Reflecting on the impact that this had, Mike said, “the collaborative UniForum programme enabled us to move rapidly through the organisation redesign and confidently redeploy resources to support the new strategy. The common language and data captured across the UniForum membership to describe service models and how they are resourced helped us to identify significant efficiencies in the process of creating new faculties and departments that are well aligned to our new strategy.”

The savings from these efficiencies have been key to the investment needed to support the transformation of services. This speaks to a consistent and powerful finding from the UniForum programme globally, which is that an institution can only achieve lasting savings to reinvest in the academic mission by making fundamental changes to its service delivery model; growth alone is not the answer. You can read more about this in an earlier Insights article.

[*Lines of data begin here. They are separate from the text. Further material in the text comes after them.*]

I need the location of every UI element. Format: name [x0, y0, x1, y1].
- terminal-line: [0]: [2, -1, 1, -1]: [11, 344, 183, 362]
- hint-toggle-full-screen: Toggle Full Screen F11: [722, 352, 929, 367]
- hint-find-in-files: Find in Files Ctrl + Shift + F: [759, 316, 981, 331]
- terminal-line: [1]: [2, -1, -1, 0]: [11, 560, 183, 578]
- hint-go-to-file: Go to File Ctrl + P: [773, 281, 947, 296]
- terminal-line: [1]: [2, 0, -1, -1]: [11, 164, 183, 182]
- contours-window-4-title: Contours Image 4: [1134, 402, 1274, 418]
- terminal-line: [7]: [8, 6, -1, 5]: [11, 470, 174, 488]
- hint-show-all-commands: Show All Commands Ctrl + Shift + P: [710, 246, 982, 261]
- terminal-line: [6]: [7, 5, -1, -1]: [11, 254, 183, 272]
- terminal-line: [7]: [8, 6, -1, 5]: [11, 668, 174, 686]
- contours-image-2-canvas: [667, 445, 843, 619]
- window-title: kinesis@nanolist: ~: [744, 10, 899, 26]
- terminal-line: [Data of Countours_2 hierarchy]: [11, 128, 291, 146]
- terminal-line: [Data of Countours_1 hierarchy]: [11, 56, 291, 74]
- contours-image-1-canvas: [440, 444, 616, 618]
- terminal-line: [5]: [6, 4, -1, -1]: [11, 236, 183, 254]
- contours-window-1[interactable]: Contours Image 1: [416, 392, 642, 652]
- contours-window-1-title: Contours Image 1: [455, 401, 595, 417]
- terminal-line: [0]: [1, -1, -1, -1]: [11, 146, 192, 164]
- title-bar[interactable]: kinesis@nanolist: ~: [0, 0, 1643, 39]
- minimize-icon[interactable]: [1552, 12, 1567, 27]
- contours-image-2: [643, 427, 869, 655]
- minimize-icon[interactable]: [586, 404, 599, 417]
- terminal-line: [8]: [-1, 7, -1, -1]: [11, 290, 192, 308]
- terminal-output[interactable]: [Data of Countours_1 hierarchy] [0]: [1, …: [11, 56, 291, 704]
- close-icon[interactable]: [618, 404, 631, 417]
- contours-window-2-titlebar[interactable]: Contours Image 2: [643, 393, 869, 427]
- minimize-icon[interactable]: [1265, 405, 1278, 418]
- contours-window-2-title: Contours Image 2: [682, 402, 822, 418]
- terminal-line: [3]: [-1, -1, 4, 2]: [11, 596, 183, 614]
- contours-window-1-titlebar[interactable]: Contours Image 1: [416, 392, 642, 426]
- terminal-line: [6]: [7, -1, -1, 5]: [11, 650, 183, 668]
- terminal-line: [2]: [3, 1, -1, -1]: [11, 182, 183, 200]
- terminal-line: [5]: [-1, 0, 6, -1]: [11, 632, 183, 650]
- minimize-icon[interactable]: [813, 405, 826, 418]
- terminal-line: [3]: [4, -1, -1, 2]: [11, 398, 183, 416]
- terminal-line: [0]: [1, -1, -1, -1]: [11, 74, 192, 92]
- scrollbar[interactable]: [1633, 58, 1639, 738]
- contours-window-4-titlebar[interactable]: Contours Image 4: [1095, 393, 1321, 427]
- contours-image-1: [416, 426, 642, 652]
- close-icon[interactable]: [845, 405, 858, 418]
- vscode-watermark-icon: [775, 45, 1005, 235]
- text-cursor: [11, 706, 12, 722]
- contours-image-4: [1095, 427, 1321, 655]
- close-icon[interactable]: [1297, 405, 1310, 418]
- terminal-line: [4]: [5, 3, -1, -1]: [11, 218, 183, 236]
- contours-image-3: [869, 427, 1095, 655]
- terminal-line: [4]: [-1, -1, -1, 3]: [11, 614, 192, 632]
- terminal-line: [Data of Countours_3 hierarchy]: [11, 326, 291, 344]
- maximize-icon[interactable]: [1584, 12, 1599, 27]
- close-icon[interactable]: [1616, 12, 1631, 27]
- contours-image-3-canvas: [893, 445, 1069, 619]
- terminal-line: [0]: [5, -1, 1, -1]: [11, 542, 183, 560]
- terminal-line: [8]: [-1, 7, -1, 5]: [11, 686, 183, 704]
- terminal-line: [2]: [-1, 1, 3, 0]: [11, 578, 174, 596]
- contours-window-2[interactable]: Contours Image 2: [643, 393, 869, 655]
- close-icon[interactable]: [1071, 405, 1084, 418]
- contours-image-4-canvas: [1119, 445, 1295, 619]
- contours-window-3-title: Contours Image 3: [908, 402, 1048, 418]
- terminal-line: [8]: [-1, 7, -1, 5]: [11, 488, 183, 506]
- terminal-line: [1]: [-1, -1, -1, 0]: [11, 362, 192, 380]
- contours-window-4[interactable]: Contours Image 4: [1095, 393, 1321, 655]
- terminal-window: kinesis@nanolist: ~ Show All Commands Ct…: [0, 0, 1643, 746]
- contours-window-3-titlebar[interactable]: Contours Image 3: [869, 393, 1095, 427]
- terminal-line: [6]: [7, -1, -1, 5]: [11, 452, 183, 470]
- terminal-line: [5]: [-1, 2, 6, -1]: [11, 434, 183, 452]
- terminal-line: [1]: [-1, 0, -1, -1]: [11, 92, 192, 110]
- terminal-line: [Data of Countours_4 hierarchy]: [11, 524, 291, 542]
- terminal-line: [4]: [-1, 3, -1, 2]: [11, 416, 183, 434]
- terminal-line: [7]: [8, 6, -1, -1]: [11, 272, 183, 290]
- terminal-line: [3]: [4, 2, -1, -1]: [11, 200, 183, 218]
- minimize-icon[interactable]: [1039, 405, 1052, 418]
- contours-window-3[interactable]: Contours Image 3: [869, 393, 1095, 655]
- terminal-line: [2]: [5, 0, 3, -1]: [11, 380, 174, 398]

A major concern for academic staff with the introduction of a new support services model was whether the changes would result in more administrative workload being placed on them. Again, in the interests of full transparency, Exeter provided all staff with the ability to provide effectiveness assessments of the professional services that were critical to them in their roles after the changes were made. As part of the effectiveness assessment, they also provided structured feedback on their user experience when using these services.

These inputs established a baseline for the new service structure and understanding of how well services were performing on the services attributes that matter most to academics and other service users. Continued use of the Services Effectiveness Assessment following the transformation will enable Exeter to transparently measure the impact of changes being made and the extent to which the service improvement focus is delivering improved user experience on the service attributes that matter most to them. It has also provided an independent assessment of how well the changes are being accepted by the different academic and professional staff cohorts.

Finally, Mike states, “our ability to bring learnings from other universities in a transparent and credible way was essential for ensuring individual staff wouldn’t be overwhelmed by the scale of change and it supported the narrative that restructuring was necessary to lead Exeter into a more secure and competitive global position. For us, this was made possible through our membership in the collaborative UniForum programme.”

An Organisational Structure Fit for the Future

The simpler academic structure now in place at Exeter brings a clearer alignment to the University’s goals while improving interdisciplinary opportunities for colleagues and students. Now, fewer departments are ‘supercharged’, they are larger, more empowered, with clearer accountability and more autonomy to deliver their plans. Exeter is quickly making strides towards a more successful professional services organisation that is more in sync with the overall strategy and simplified, has enhanced resilience against future challenges, and is more closely aligned to academic units. Exeter’s overall structure is now more visible, local, and person-centred so that its professional services and academic teams walk the same journey and feel empowered.